Irap con collaboratore familiare

Pubblicato il 18 giugno 2016

L'agente di commercio che ha costituito per l'esercizio della propria attività una impresa familiare è tenuto al pagamento dell'Irap.

Lo sancisce la Corte di Cassazione con l'ordinanza n. 12616 del 17 giugno 2016, con la quale è accolto il ricorso presentato dall'Agenzia delle Entrate contro la decisione della Commissione tributaria regionale, che aveva disposto il rimborso del tributo visto che l'agente di commercio utilizzava beni strumentali di modesta entità.

Irap, non rilevano i beni strumentali modesti

Secondo i Supremi giudici il solo fatto della presenza di un collaboratore familiare, cui era corrisposto il 47% del reddito d'impresa realizzato, evidenzia l'esistenza di una impresa familiare e, dunque, fa scattare il presupposto per il pagamento del tributo regionale ai sensi del Dlgs n. 446/1997, a nulla rilevando il fatto che nello svolgimento dell'attività siano stati utilizzati beni strumentali di modesta entità.

Secondo la Corte deve ritenersi soggetto all'Irap l'imprenditore commerciale che risulti titolare di un'impresa familiare e non i singoli familiari collaboratori, essendo l'Irap correlata “non al reddito o al patrimonio in sé, ma allo svolgimento di un'attività autonomamente organizzata per la produzione di beni e servizi” e inoltre “integrando, la collaborazione dei partecipanti, quel quid pluris dotato di attitudine a produrre una ricchezza ulteriore, o valore aggiunto, rispetto a quella conseguibile con il solo apporto lavorativo personale del titolare”
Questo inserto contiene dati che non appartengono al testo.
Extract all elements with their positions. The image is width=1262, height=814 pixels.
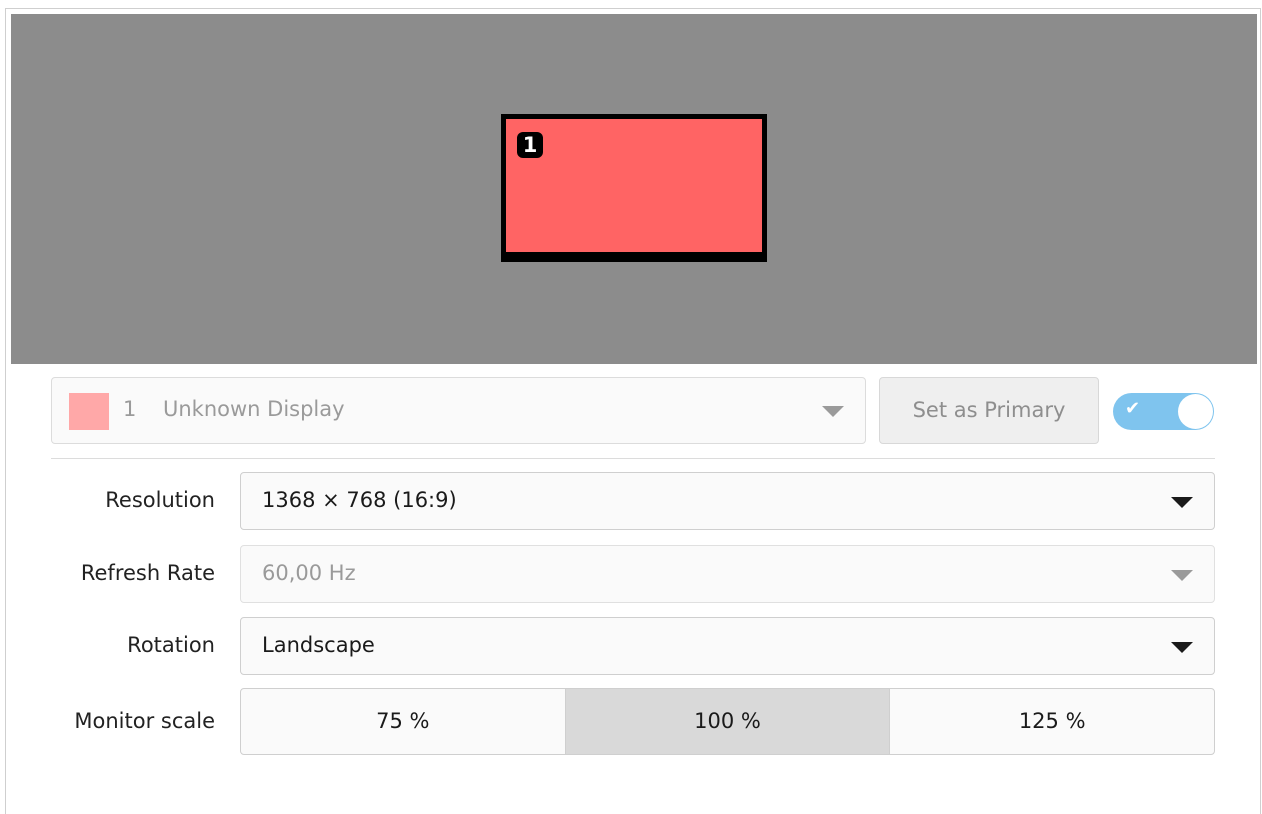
resolution-label: Resolution xyxy=(105,488,215,512)
scale-option-75[interactable]: 75 % xyxy=(241,689,565,754)
scale-option-125[interactable]: 125 % xyxy=(889,689,1214,754)
display-number: 1 xyxy=(123,397,137,421)
chevron-down-icon xyxy=(1171,497,1193,508)
resolution-dropdown[interactable]: 1368 × 768 (16:9) xyxy=(240,472,1215,530)
monitor-1-tile[interactable]: 1 xyxy=(501,114,767,262)
monitor-1-surface[interactable]: 1 xyxy=(506,119,762,252)
rotation-value: Landscape xyxy=(262,633,375,657)
monitor-arrangement-preview: 1 xyxy=(11,14,1257,364)
rotation-label: Rotation xyxy=(127,633,215,657)
monitor-number-badge: 1 xyxy=(517,132,543,158)
chevron-down-icon xyxy=(1171,570,1193,581)
check-icon: ✔ xyxy=(1125,398,1141,419)
display-selector[interactable]: 1 Unknown Display xyxy=(51,377,866,444)
refresh-rate-label: Refresh Rate xyxy=(80,561,215,585)
refresh-rate-dropdown[interactable]: 60,00 Hz xyxy=(240,545,1215,603)
chevron-down-icon xyxy=(822,406,844,417)
refresh-rate-value: 60,00 Hz xyxy=(262,561,356,585)
display-color-swatch xyxy=(69,393,109,430)
display-name: Unknown Display xyxy=(163,397,345,421)
resolution-value: 1368 × 768 (16:9) xyxy=(262,488,457,512)
chevron-down-icon xyxy=(1171,642,1193,653)
rotation-dropdown[interactable]: Landscape xyxy=(240,617,1215,675)
set-as-primary-button[interactable]: Set as Primary xyxy=(879,377,1099,444)
display-enabled-toggle[interactable]: ✔ xyxy=(1113,393,1214,430)
monitor-scale-label: Monitor scale xyxy=(74,709,215,733)
monitor-scale-selector: 75 % 100 % 125 % xyxy=(240,688,1215,755)
toggle-knob xyxy=(1178,394,1213,429)
divider xyxy=(51,458,1215,459)
scale-option-100[interactable]: 100 % xyxy=(564,689,890,754)
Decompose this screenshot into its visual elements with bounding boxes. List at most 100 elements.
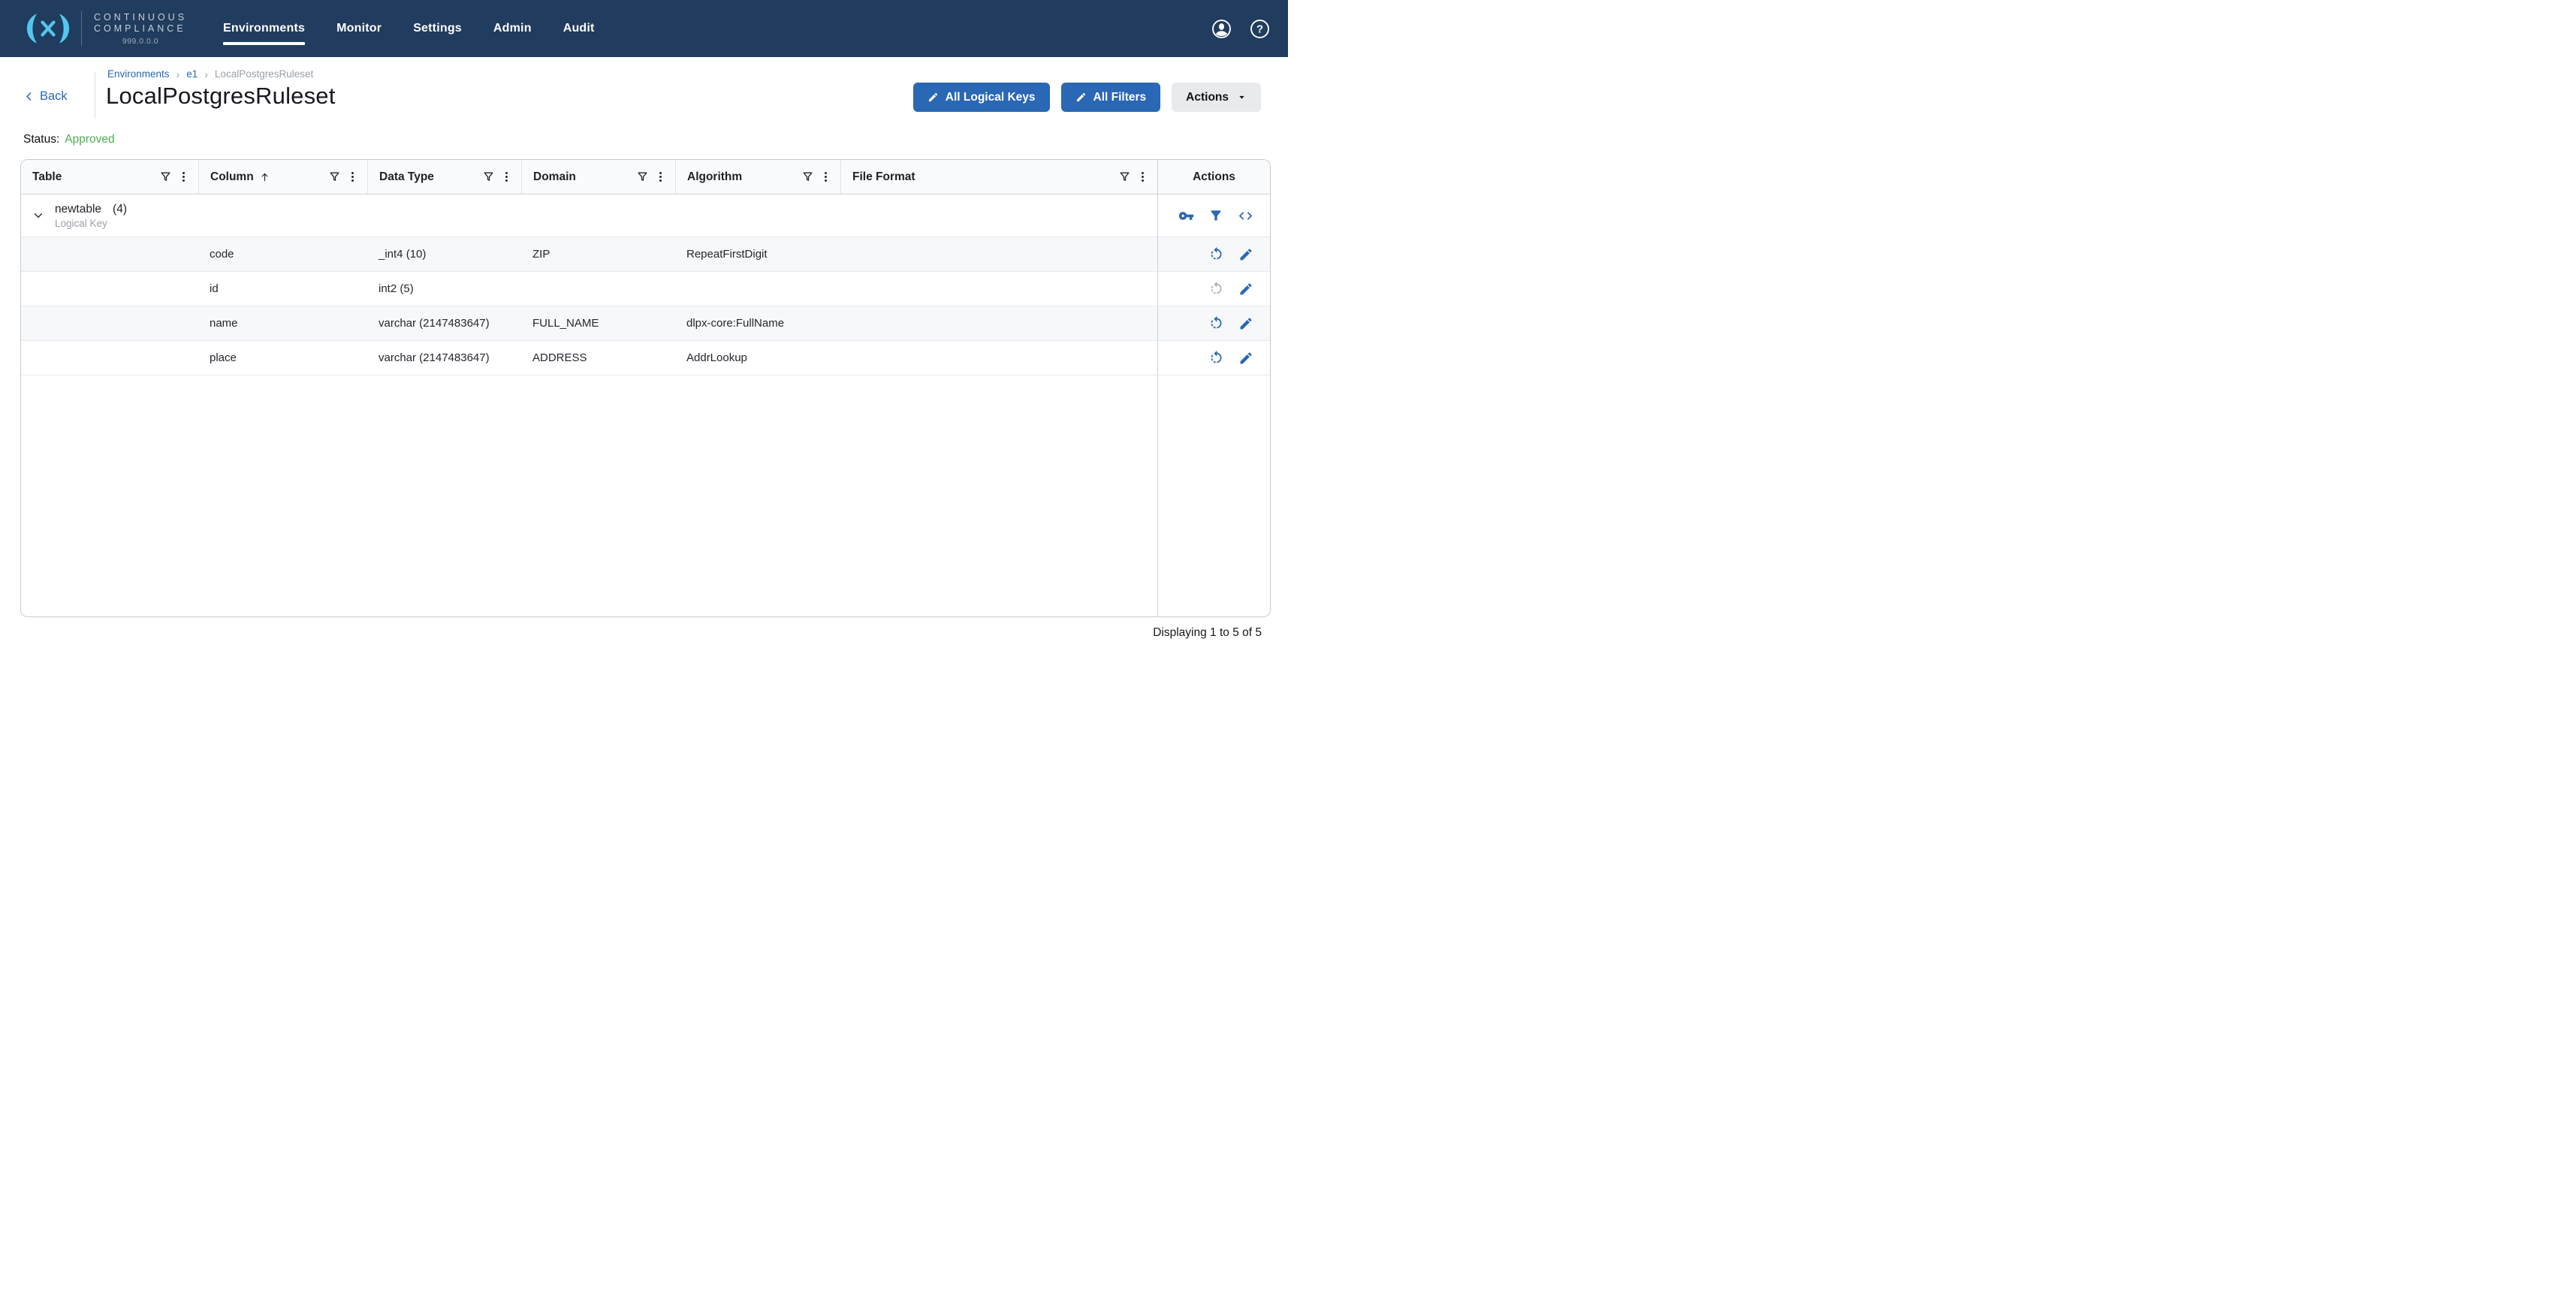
page-title: LocalPostgresRuleset — [106, 83, 336, 110]
pencil-icon — [928, 92, 939, 103]
nav-item-settings[interactable]: Settings — [413, 22, 462, 35]
reset-button-disabled — [1208, 281, 1224, 297]
cell-algorithm — [675, 272, 840, 306]
logo-link[interactable]: CONTINUOUS COMPLIANCE 999.0.0.0 — [26, 11, 187, 46]
all-logical-keys-label: All Logical Keys — [946, 91, 1036, 104]
actions-label: Actions — [1186, 91, 1229, 104]
help-button[interactable]: ? — [1250, 19, 1270, 39]
column-header-domain: Domain — [521, 160, 675, 194]
kebab-menu-icon[interactable] — [819, 170, 832, 183]
cell-algorithm: AddrLookup — [675, 341, 840, 375]
svg-text:?: ? — [1256, 23, 1263, 35]
cell-domain: FULL_NAME — [521, 306, 675, 340]
reset-button[interactable] — [1208, 350, 1224, 366]
nav-item-environments[interactable]: Environments — [223, 22, 305, 35]
breadcrumb-separator-icon: › — [176, 69, 180, 80]
table-row: name varchar (2147483647) FULL_NAME dlpx… — [21, 306, 1270, 341]
status-label: Status: — [23, 133, 59, 146]
caret-down-icon — [1237, 92, 1247, 102]
logical-key-button[interactable] — [1178, 208, 1194, 224]
cell-column: code — [198, 237, 367, 271]
table-filter-button[interactable] — [1208, 208, 1223, 223]
column-header-label: Domain — [533, 170, 576, 184]
funnel-outline-icon[interactable] — [159, 170, 172, 183]
back-button[interactable]: Back — [23, 89, 68, 104]
pencil-icon — [1238, 282, 1253, 297]
nav-item-audit[interactable]: Audit — [563, 22, 595, 35]
breadcrumb-environments[interactable]: Environments — [107, 68, 170, 80]
cell-data-type: _int4 (10) — [367, 237, 521, 271]
account-button[interactable] — [1211, 19, 1232, 39]
cell-column: name — [198, 306, 367, 340]
edit-button[interactable] — [1238, 282, 1253, 297]
cell-data-type: varchar (2147483647) — [367, 306, 521, 340]
custom-sql-button[interactable] — [1238, 208, 1253, 224]
column-header-label: Algorithm — [687, 170, 742, 184]
cell-data-type: varchar (2147483647) — [367, 341, 521, 375]
nav-item-monitor[interactable]: Monitor — [336, 22, 382, 35]
brand-version: 999.0.0.0 — [94, 37, 187, 46]
nav-item-admin[interactable]: Admin — [493, 22, 532, 35]
collapse-toggle[interactable] — [30, 207, 47, 224]
kebab-menu-icon[interactable] — [346, 170, 359, 183]
actions-button[interactable]: Actions — [1172, 83, 1261, 112]
reset-icon — [1208, 281, 1224, 297]
reset-button[interactable] — [1208, 246, 1224, 262]
chevron-left-icon — [23, 90, 35, 103]
reset-icon — [1208, 350, 1224, 366]
edit-button[interactable] — [1238, 247, 1253, 262]
row-actions-cell — [1157, 341, 1270, 375]
page-actions: All Logical Keys All Filters Actions — [913, 83, 1261, 112]
cell-column: id — [198, 272, 367, 306]
ruleset-table: Table Column Data Type Domain Algorithm — [20, 159, 1271, 617]
cell-file-format — [840, 237, 1157, 271]
reset-icon — [1208, 315, 1224, 331]
row-actions-cell — [1157, 237, 1270, 271]
status-badge: Approved — [65, 133, 114, 146]
status-line: Status: Approved — [23, 133, 115, 146]
all-filters-button[interactable]: All Filters — [1061, 83, 1161, 112]
kebab-menu-icon[interactable] — [654, 170, 667, 183]
key-icon — [1178, 208, 1194, 224]
column-header-label: Actions — [1193, 170, 1235, 184]
page-head: Environments › e1 › LocalPostgresRuleset… — [107, 68, 336, 110]
funnel-outline-icon[interactable] — [482, 170, 495, 183]
cell-data-type: int2 (5) — [367, 272, 521, 306]
cell-domain: ADDRESS — [521, 341, 675, 375]
all-logical-keys-button[interactable]: All Logical Keys — [913, 83, 1050, 112]
edit-button[interactable] — [1238, 316, 1253, 331]
kebab-menu-icon[interactable] — [500, 170, 513, 183]
table-empty-area — [21, 375, 1270, 616]
column-header-algorithm: Algorithm — [675, 160, 840, 194]
table-header-row: Table Column Data Type Domain Algorithm — [21, 160, 1270, 194]
code-icon — [1238, 208, 1253, 224]
column-header-label: Column — [210, 170, 254, 184]
table-row: code _int4 (10) ZIP RepeatFirstDigit — [21, 237, 1270, 272]
funnel-outline-icon[interactable] — [636, 170, 649, 183]
cell-domain — [521, 272, 675, 306]
breadcrumb-e1[interactable]: e1 — [186, 68, 198, 80]
pencil-icon — [1238, 247, 1253, 262]
table-row: id int2 (5) — [21, 272, 1270, 306]
chevron-down-icon — [32, 209, 45, 222]
funnel-outline-icon[interactable] — [801, 170, 814, 183]
brand-line1: CONTINUOUS — [94, 12, 187, 23]
logo-divider — [81, 11, 82, 46]
row-actions-cell — [1157, 272, 1270, 306]
edit-button[interactable] — [1238, 351, 1253, 366]
column-header-data-type: Data Type — [367, 160, 521, 194]
column-header-label: Table — [32, 170, 62, 184]
table-row: place varchar (2147483647) ADDRESS AddrL… — [21, 341, 1270, 375]
pencil-icon — [1238, 351, 1253, 366]
reset-button[interactable] — [1208, 315, 1224, 331]
pencil-icon — [1075, 92, 1087, 103]
cell-algorithm: RepeatFirstDigit — [675, 237, 840, 271]
help-icon: ? — [1250, 19, 1270, 39]
primary-nav: Environments Monitor Settings Admin Audi… — [223, 22, 595, 35]
funnel-outline-icon[interactable] — [328, 170, 341, 183]
kebab-menu-icon[interactable] — [177, 170, 190, 183]
brand-line2: COMPLIANCE — [94, 23, 187, 35]
column-header-actions: Actions — [1157, 160, 1270, 194]
kebab-menu-icon[interactable] — [1136, 170, 1149, 183]
funnel-outline-icon[interactable] — [1118, 170, 1131, 183]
L'Ordinanza n. 12616/2016 riconosce, pertanto, che la Commissione di merito, trascurando il dato costituito dalla presenza di un familiare, ritenuto invece sintomatico in sé di quell'attività autonomamente organizzata, necessaria ai fini dell'avveramento del presupposto dell'Irap, non si è, in effetti, conformata a tali principi di diritto.